Let's return to the question of the abscissa of (absolute) convergence of $1/F$. If $F$ has a zero at $s$, then $1/F$ has a pole at $s$, and hence $\sigma_c(f^{-1}) \geqslant \operatorname{Re} s$. This shows that $\sigma_c(f^{-1})$ and $\sigma_a(f^{-1})$ have no simple relation to $\sigma_c(f)$ and/or $\sigma_a(f)$, for if we take $\tilde{f}(n) = f(n)$ except for e.g. $n = 37$ so that the modified series has a zero at some $s$ of our choice, we have $\sigma_c(\tilde{f}) = \sigma_c(f)$ and $\sigma_a(\tilde{f}) = \sigma_a(f)$, but if $\operatorname{Re} s > \sigma_a(f^{-1})$, then $\sigma_c(\tilde{f}^{-1}) > \sigma_a(f^{-1})$.

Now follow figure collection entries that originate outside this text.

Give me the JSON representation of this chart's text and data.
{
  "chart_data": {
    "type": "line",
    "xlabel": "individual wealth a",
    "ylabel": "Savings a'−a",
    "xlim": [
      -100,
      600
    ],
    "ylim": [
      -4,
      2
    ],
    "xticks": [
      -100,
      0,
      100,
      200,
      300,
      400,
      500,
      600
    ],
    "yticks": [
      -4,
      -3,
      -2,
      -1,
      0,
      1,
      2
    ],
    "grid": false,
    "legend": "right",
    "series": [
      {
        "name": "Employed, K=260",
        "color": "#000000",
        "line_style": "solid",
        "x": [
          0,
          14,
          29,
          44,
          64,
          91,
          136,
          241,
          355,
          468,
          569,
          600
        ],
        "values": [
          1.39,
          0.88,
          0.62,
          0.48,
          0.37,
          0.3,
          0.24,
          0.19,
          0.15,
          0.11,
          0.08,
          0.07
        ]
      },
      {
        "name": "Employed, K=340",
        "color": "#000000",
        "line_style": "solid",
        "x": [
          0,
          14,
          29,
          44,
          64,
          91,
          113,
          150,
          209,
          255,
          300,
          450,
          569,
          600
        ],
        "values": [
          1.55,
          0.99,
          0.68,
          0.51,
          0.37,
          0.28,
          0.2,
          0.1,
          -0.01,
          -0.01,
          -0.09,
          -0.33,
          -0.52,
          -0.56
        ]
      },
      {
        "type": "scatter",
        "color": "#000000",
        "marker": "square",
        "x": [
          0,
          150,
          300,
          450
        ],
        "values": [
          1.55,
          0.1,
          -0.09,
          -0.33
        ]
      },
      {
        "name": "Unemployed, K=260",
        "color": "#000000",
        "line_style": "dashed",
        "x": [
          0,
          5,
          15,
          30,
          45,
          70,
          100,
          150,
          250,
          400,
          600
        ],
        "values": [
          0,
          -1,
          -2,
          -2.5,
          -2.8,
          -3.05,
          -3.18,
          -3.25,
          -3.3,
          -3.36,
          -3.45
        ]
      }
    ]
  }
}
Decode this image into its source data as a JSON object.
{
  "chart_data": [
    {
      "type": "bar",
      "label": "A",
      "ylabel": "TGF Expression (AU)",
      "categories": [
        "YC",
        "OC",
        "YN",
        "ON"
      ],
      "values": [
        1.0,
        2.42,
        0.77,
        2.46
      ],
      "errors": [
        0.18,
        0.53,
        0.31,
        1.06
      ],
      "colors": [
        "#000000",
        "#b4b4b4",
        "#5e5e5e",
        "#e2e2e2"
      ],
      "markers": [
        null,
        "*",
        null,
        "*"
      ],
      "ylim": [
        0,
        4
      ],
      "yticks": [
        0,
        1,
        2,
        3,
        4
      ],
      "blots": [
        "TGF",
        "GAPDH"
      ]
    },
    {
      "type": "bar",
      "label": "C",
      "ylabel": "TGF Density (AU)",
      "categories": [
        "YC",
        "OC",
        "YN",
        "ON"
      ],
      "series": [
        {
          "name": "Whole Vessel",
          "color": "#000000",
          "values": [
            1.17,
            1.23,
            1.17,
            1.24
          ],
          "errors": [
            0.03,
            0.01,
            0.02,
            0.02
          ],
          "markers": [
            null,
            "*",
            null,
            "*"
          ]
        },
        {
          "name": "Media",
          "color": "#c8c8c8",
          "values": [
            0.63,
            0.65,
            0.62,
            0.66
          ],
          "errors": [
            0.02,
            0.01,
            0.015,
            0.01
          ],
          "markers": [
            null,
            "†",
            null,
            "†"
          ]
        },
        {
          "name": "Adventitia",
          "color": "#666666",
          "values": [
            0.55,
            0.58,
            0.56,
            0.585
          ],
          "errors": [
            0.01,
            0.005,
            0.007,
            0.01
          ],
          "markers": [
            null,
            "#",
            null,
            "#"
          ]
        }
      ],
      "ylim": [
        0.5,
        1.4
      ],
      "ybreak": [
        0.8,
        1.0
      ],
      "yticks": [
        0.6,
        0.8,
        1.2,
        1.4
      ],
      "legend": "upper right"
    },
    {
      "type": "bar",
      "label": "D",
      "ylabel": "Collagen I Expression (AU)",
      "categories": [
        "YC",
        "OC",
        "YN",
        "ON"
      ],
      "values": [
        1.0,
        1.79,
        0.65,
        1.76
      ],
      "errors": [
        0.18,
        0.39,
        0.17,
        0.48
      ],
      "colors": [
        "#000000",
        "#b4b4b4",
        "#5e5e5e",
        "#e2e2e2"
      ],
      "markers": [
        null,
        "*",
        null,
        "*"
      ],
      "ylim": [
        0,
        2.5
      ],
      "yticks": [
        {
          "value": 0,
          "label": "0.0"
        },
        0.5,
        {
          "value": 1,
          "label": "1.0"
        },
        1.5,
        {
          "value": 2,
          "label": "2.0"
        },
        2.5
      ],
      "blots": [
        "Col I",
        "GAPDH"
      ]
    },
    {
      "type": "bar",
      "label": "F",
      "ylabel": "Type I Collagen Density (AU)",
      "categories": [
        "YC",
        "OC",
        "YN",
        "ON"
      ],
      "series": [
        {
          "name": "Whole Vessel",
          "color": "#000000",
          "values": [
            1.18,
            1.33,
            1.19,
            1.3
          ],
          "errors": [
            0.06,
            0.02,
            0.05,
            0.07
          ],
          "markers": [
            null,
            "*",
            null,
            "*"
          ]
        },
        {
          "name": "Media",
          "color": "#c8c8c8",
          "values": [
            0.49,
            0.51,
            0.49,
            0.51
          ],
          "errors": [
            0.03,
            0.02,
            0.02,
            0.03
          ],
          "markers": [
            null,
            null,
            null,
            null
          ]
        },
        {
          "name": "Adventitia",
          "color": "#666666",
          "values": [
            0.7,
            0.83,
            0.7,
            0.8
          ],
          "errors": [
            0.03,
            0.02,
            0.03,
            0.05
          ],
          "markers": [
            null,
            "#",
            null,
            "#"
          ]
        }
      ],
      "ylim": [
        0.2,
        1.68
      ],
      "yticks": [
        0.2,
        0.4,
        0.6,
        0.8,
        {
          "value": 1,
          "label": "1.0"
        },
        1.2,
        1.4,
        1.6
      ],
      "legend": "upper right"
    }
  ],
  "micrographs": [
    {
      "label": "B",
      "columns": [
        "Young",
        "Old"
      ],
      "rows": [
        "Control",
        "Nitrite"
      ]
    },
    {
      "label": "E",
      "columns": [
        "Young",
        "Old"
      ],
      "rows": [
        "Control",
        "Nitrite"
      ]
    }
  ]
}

I don't know if $\sigma_0 \geqslant \sigma_a(f)$ and $F(s) \neq 0$ for $\operatorname{Re} s > \sigma_0$ is sufficient to have $\sigma_a(f^{-1}) \leqslant \sigma_0$. A sufficient condition for $\sigma_a(f^{-1}) \leqslant \sigma_1$ is that
$$\sum_{n = 2}^{\infty} \frac{\lvert f(n)\rvert}{n^{\sigma}} < \lvert f(1)\rvert \tag{$\ast$}$$
for $\sigma > \sigma_1$. Then for $\operatorname{Re} s > \sigma_1$ we can expand the geometric series
$$\frac{1}{f(1) + \sum_{n = 2}^{\infty} f(n)n^{-s}} = \frac{1}{f(1)}\cdot \frac{1}{1 + f(1)^{-1}\sum_{n = 2}^{\infty} f(n)n^{-s}} = \sum_{k = 0}^{\infty} \frac{(-1)^k}{f(1)^{k+1}}\Biggl(\sum_{n = 2}^{\infty} \frac{f(n)}{n^s}\Biggr)^k,$$
and since $(\ast)$ guarantees that
$$\sum_{k = 0}^{\infty} \frac{1}{\lvert f(1)\rvert^{k+1}}\Biggl(\sum_{n = 2}^{\infty} \frac{\lvert f(n)\rvert}{n^{\operatorname{Re} s}}\Biggr)^k < +\infty,$$
we can rearrange and group as we please, so we find a Dirichlet series
$$\sum_{n = 1}^{\infty} \frac{g(n)}{n^s}$$
that represents $1/F$ and is absolutely convergent for $\sigma > \sigma_1$. By the uniqueness theorem for Dirichlet series or by analysing the expression for $g(n)$, we then find $g(n) = f^{-1}(n)$ for all $n$.
Note that the Taylor series of $\log (1+z)$ gives another argument that $G(s) = \log F(s)$ has an absolutely convergent Dirichlet series for $\sigma > \sigma_1$.
However, in general we must expect
$$\sigma_1 > \inf \: \{ \sigma > \sigma_a(f) : F(s) \neq 0 \text{ if } \operatorname{Re} s > \sigma \},$$
so there remains a gap between what I can prove now and what Apostol's theorem asserts.